Wenn Sie Kräne, Bagger oder sonstige Hindernisse errichten, kann die Sicherheit des Luftverkehrs gefährdet sein. Deshalb benötigen Sie dafür unter bestimmten Bedingungen eine Genehmigung der zuständigen Luftfahrtbehörde. Für die Errichtung von temporären Luftfahrthindernissen, für die Sie keine Baugenehmigung benötigen, stellen Sie diesen Antrag bei der zuständigen Luftfahrtbehörde.

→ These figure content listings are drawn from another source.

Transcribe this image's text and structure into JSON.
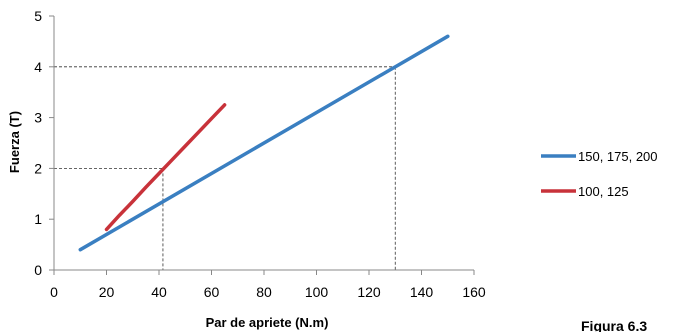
{
  "chart_data": {
    "type": "line",
    "xlabel": "Par de apriete (N.m)",
    "ylabel": "Fuerza (T)",
    "xlim": [
      0,
      160
    ],
    "ylim": [
      0,
      5
    ],
    "x_ticks": [
      0,
      20,
      40,
      60,
      80,
      100,
      120,
      140,
      160
    ],
    "y_ticks": [
      0,
      1,
      2,
      3,
      4,
      5
    ],
    "x_tick_labels": [
      "0",
      "20",
      "40",
      "60",
      "80",
      "100",
      "120",
      "140",
      "160"
    ],
    "y_tick_labels": [
      "0",
      "1",
      "2",
      "3",
      "4",
      "5"
    ],
    "grid": false,
    "legend_position": "right",
    "series": [
      {
        "name": "150, 175, 200",
        "color": "#3a7fc1",
        "x": [
          10,
          150
        ],
        "y": [
          0.4,
          4.6
        ]
      },
      {
        "name": "100, 125",
        "color": "#c8323a",
        "x": [
          20,
          25,
          30,
          35,
          40,
          45,
          50,
          55,
          60,
          65
        ],
        "y": [
          0.8,
          1.08,
          1.35,
          1.63,
          1.9,
          2.17,
          2.44,
          2.71,
          2.98,
          3.25
        ]
      }
    ],
    "reference_lines": [
      {
        "x": 41.5,
        "y": 2
      },
      {
        "x": 130,
        "y": 4
      }
    ],
    "caption": "Figura 6.3"
  }
}
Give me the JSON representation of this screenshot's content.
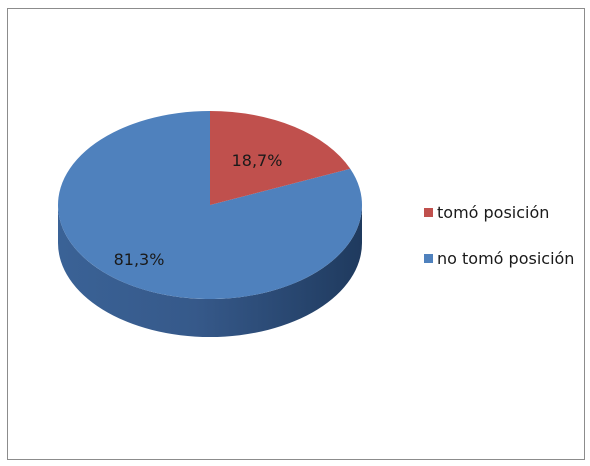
{
  "chart_data": {
    "type": "pie",
    "title": "",
    "style": "3d",
    "legend_position": "right",
    "slices": [
      {
        "label": "tomó posición",
        "value": 18.7,
        "display": "18,7%",
        "color": "#c0504d"
      },
      {
        "label": "no tomó posición",
        "value": 81.3,
        "display": "81,3%",
        "color": "#4f81bd"
      }
    ]
  }
}
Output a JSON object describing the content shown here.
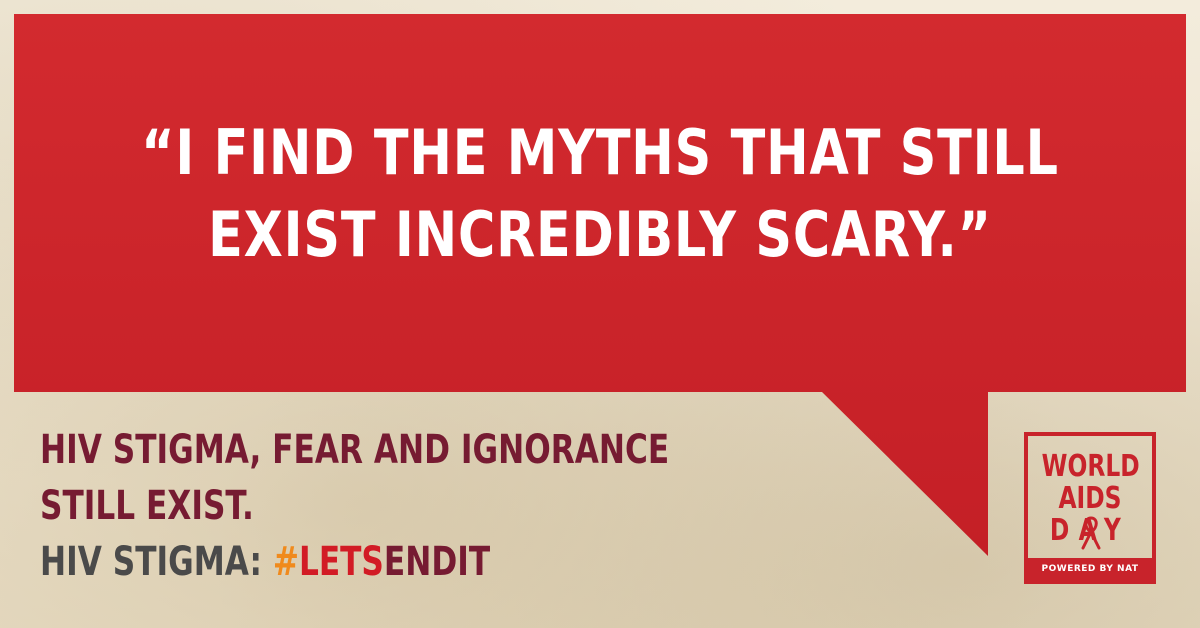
{
  "quote": {
    "line1": "“I FIND THE MYTHS THAT STILL",
    "line2": "EXIST INCREDIBLY SCARY.”"
  },
  "tagline": {
    "line1": "HIV STIGMA, FEAR AND IGNORANCE",
    "line2": "STILL EXIST.",
    "line3_prefix": "HIV STIGMA: ",
    "hashtag_hash": "#",
    "hashtag_lets": "LETS",
    "hashtag_endit": "ENDIT"
  },
  "logo": {
    "word1": "WORLD",
    "word2": "AIDS",
    "word3": "DAY",
    "powered_by": "POWERED BY NAT"
  },
  "colors": {
    "bubble_red": "#c8232b",
    "maroon": "#761b32",
    "orange": "#f08a1c",
    "grey": "#4a4a4a"
  }
}
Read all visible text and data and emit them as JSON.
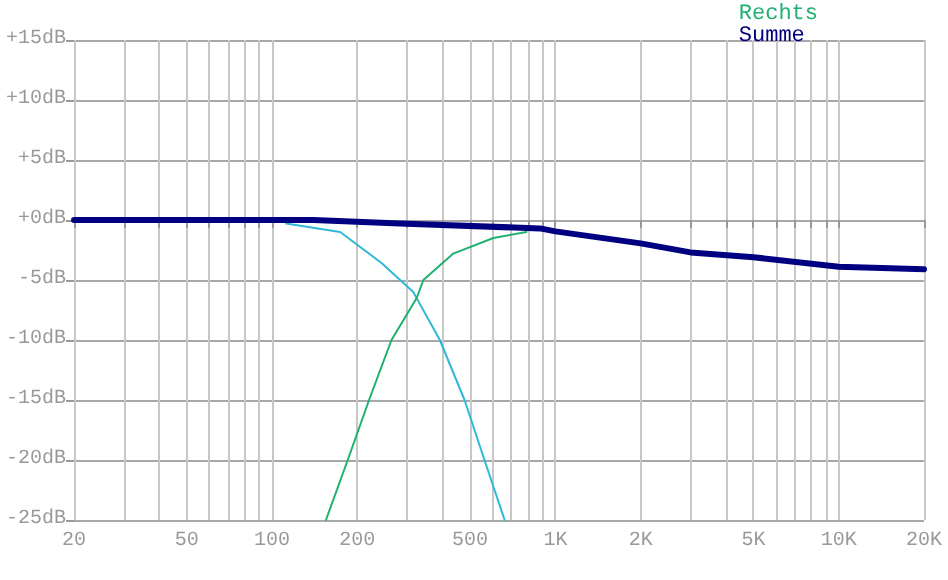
{
  "chart_data": {
    "type": "line",
    "log": "x",
    "grid": true,
    "legend": "top right",
    "marker": "none",
    "line_style": "solid",
    "xlim": [
      20,
      20000
    ],
    "xticks": [
      {
        "value": 20,
        "label": "20"
      },
      {
        "value": 30,
        "label": null
      },
      {
        "value": 40,
        "label": null
      },
      {
        "value": 50,
        "label": "50"
      },
      {
        "value": 60,
        "label": null
      },
      {
        "value": 70,
        "label": null
      },
      {
        "value": 80,
        "label": null
      },
      {
        "value": 90,
        "label": null
      },
      {
        "value": 100,
        "label": "100"
      },
      {
        "value": 200,
        "label": "200"
      },
      {
        "value": 300,
        "label": null
      },
      {
        "value": 400,
        "label": null
      },
      {
        "value": 500,
        "label": "500"
      },
      {
        "value": 600,
        "label": null
      },
      {
        "value": 700,
        "label": null
      },
      {
        "value": 800,
        "label": null
      },
      {
        "value": 900,
        "label": null
      },
      {
        "value": 1000,
        "label": "1K"
      },
      {
        "value": 2000,
        "label": "2K"
      },
      {
        "value": 3000,
        "label": null
      },
      {
        "value": 4000,
        "label": null
      },
      {
        "value": 5000,
        "label": "5K"
      },
      {
        "value": 6000,
        "label": null
      },
      {
        "value": 7000,
        "label": null
      },
      {
        "value": 8000,
        "label": null
      },
      {
        "value": 9000,
        "label": null
      },
      {
        "value": 10000,
        "label": "10K"
      },
      {
        "value": 20000,
        "label": "20K"
      }
    ],
    "ylim": [
      -25,
      15
    ],
    "yticks": [
      {
        "value": -25,
        "label": "-25dB"
      },
      {
        "value": -20,
        "label": "-20dB"
      },
      {
        "value": -15,
        "label": "-15dB"
      },
      {
        "value": -10,
        "label": "-10dB"
      },
      {
        "value": -5,
        "label": "-5dB"
      },
      {
        "value": 0,
        "label": "+0dB"
      },
      {
        "value": 5,
        "label": "+5dB"
      },
      {
        "value": 10,
        "label": "+10dB"
      },
      {
        "value": 15,
        "label": "+15dB"
      }
    ],
    "series": [
      {
        "color": "#30b8d8",
        "x": [
          112,
          174,
          244,
          315,
          391,
          478,
          562,
          662
        ],
        "values": [
          -0.3,
          -1,
          -3.6,
          -6,
          -10,
          -15,
          -20,
          -25
        ]
      },
      {
        "name": "Rechts",
        "color": "#20b070",
        "x": [
          155,
          185,
          220,
          264,
          324,
          342,
          436,
          604,
          791
        ],
        "values": [
          -25,
          -20,
          -15,
          -10,
          -6.5,
          -5,
          -2.8,
          -1.5,
          -1
        ]
      },
      {
        "name": "Summe",
        "color": "#000080",
        "x": [
          20,
          140,
          282,
          882,
          1000,
          2000,
          3000,
          5000,
          10000,
          20000
        ],
        "values": [
          0,
          0,
          -0.3,
          -0.7,
          -0.95,
          -1.95,
          -2.7,
          -3.1,
          -3.9,
          -4.1
        ]
      }
    ]
  }
}
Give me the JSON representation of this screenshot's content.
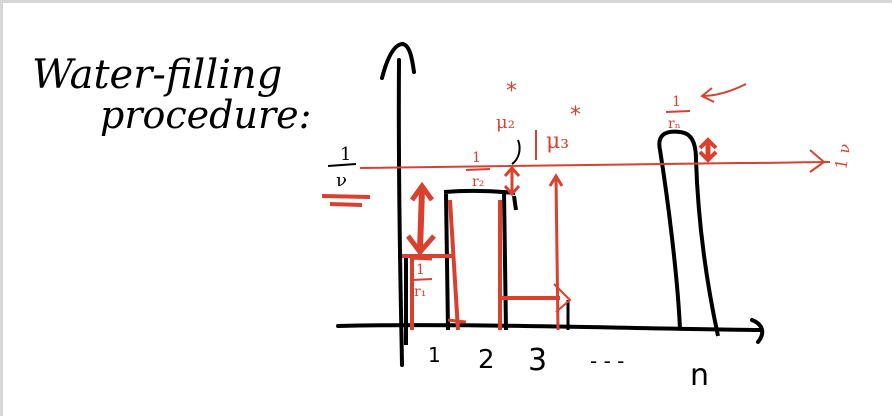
{
  "note": {
    "title_line1": "Water-filling",
    "title_line2": "procedure:"
  },
  "axis_labels": {
    "x_ticks": [
      "1",
      "2",
      "3",
      "- - -",
      "n"
    ]
  },
  "annotations": {
    "level_left_num": "1",
    "level_left_den": "ν",
    "level_right_num": "1",
    "level_right_den": "ν",
    "r1_num": "1",
    "r1_den": "r₁",
    "r2_num": "1",
    "r2_den": "r₂",
    "rn_num": "1",
    "rn_den": "rₙ",
    "mu2": "μ₂",
    "mu3": "μ₃",
    "star": "*"
  },
  "colors": {
    "ink": "#000000",
    "red_ink": "#d9412e",
    "frame": "#d6d6d6"
  }
}
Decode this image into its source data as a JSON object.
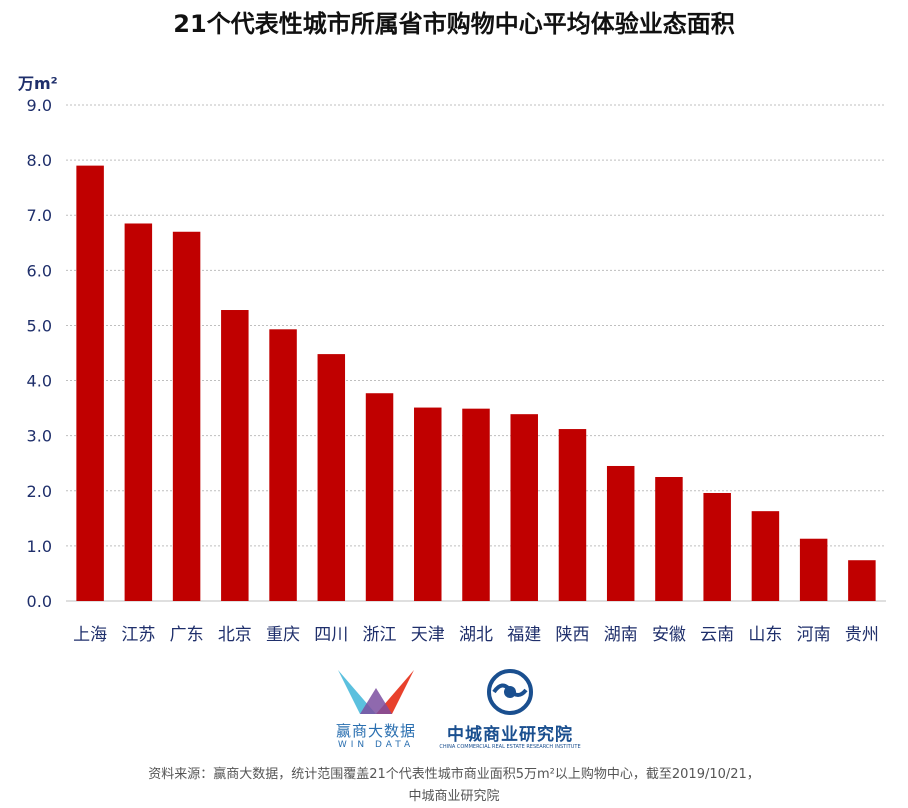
{
  "chart_data": {
    "type": "bar",
    "title": "21个代表性城市所属省市购物中心平均体验业态面积",
    "ylabel": "万m²",
    "xlabel": "",
    "ylim": [
      0,
      9.0
    ],
    "y_ticks": [
      "0.0",
      "1.0",
      "2.0",
      "3.0",
      "4.0",
      "5.0",
      "6.0",
      "7.0",
      "8.0",
      "9.0"
    ],
    "grid": true,
    "categories": [
      "上海",
      "江苏",
      "广东",
      "北京",
      "重庆",
      "四川",
      "浙江",
      "天津",
      "湖北",
      "福建",
      "陕西",
      "湖南",
      "安徽",
      "云南",
      "山东",
      "河南",
      "贵州"
    ],
    "values": [
      7.9,
      6.85,
      6.7,
      5.28,
      4.93,
      4.48,
      3.77,
      3.51,
      3.49,
      3.39,
      3.12,
      2.45,
      2.25,
      1.96,
      1.63,
      1.13,
      0.74
    ],
    "bar_color": "#c00000",
    "grid_color": "#bfbfbf"
  },
  "logos": {
    "windata_cn": "赢商大数据",
    "windata_en": "WIN DATA",
    "ccreri_cn": "中城商业研究院",
    "ccreri_en": "CHINA COMMERCIAL REAL ESTATE RESEARCH INSTITUTE"
  },
  "source": {
    "line1": "资料来源：赢商大数据，统计范围覆盖21个代表性城市商业面积5万m²以上购物中心，截至2019/10/21，",
    "line2": "中城商业研究院"
  }
}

Die Höhengrenzen für die luftverkehrsrechtliche Genehmigungspflicht ergeben sich aus dem Abstand des Objektes zu Flugplätzen (auch Hubschrauberlandeplätze oder Flughäfen) sowie aus der Höhe des Objektes in Metern über Grund. Im engeren Bauschutzbereich von Flugplätzen (1,5 km Umkreis um den Flugplatzbezugspunkt) sind alle temporären Luftfahrthindernisse unabhängig von ihrer Höhe genehmigungspflichtig. Im Bauschutzbereich von Flughäfen (15 km Umkreis in den Anflugsektoren oder 6 km Umkreis sonst) sind die Höhengrenzen für die Genehmigungspflicht abhängig von der Höhe des Hindernisses und der Geländehöhe. Auch außerhalb des Bauschutzbereiches können sehr hohe Hindernisse oder Hindernisse auf Bodenerhebungen genehmigungspflichtig sein. Auskunft darüber, ob für Ihr Vorhaben eine Genehmigungspflicht besteht, erteilt die zuständige Luftfahrtbehörde.
Voraussetzungen:
- Die Genehmigung wird auf folgender Grundlage erteilt:
- Lage und Höhe des Luftfahrthindernisses
- wenn eine Gefährdung der Luftfahrt nicht zu erwarten ist
- erforderlichenfalls unter Auflagen, zum Beispiel zur Kennzeichnung
Erforderliche Unterlagen:
- Antrag mit Angaben zu Art des Luftfahrthindernisses, Standort (geografische Standortkoordinaten in Grad, Minuten und Sekunden in WGS84), Höhe der Spitze des Luftfahrthindernisses in Metern über Grund sowie Errichtungsdatum und bei vorübergehenden Hindernissen die Dauer des Vorhandenseins
- Lageplan
- Datenblatt des Luftfahrthindernisses / Planungs- bzw. technische Skizze (bei Luftfahrthindernissen ohne Datenblatt)
Rechtsgrundlage:
Die luftverkehrsrechtliche Genehmigung für Luftfahrthindernisse ergibt sich je nach Lage des Vorhabens insbesondere aus §§ 12, 14 und 15 des Luftverkehrsgesetzes (LuftVG), bei Landeplätzen und Segelfluggeländen zusätzlich aus § 17 LuftVG.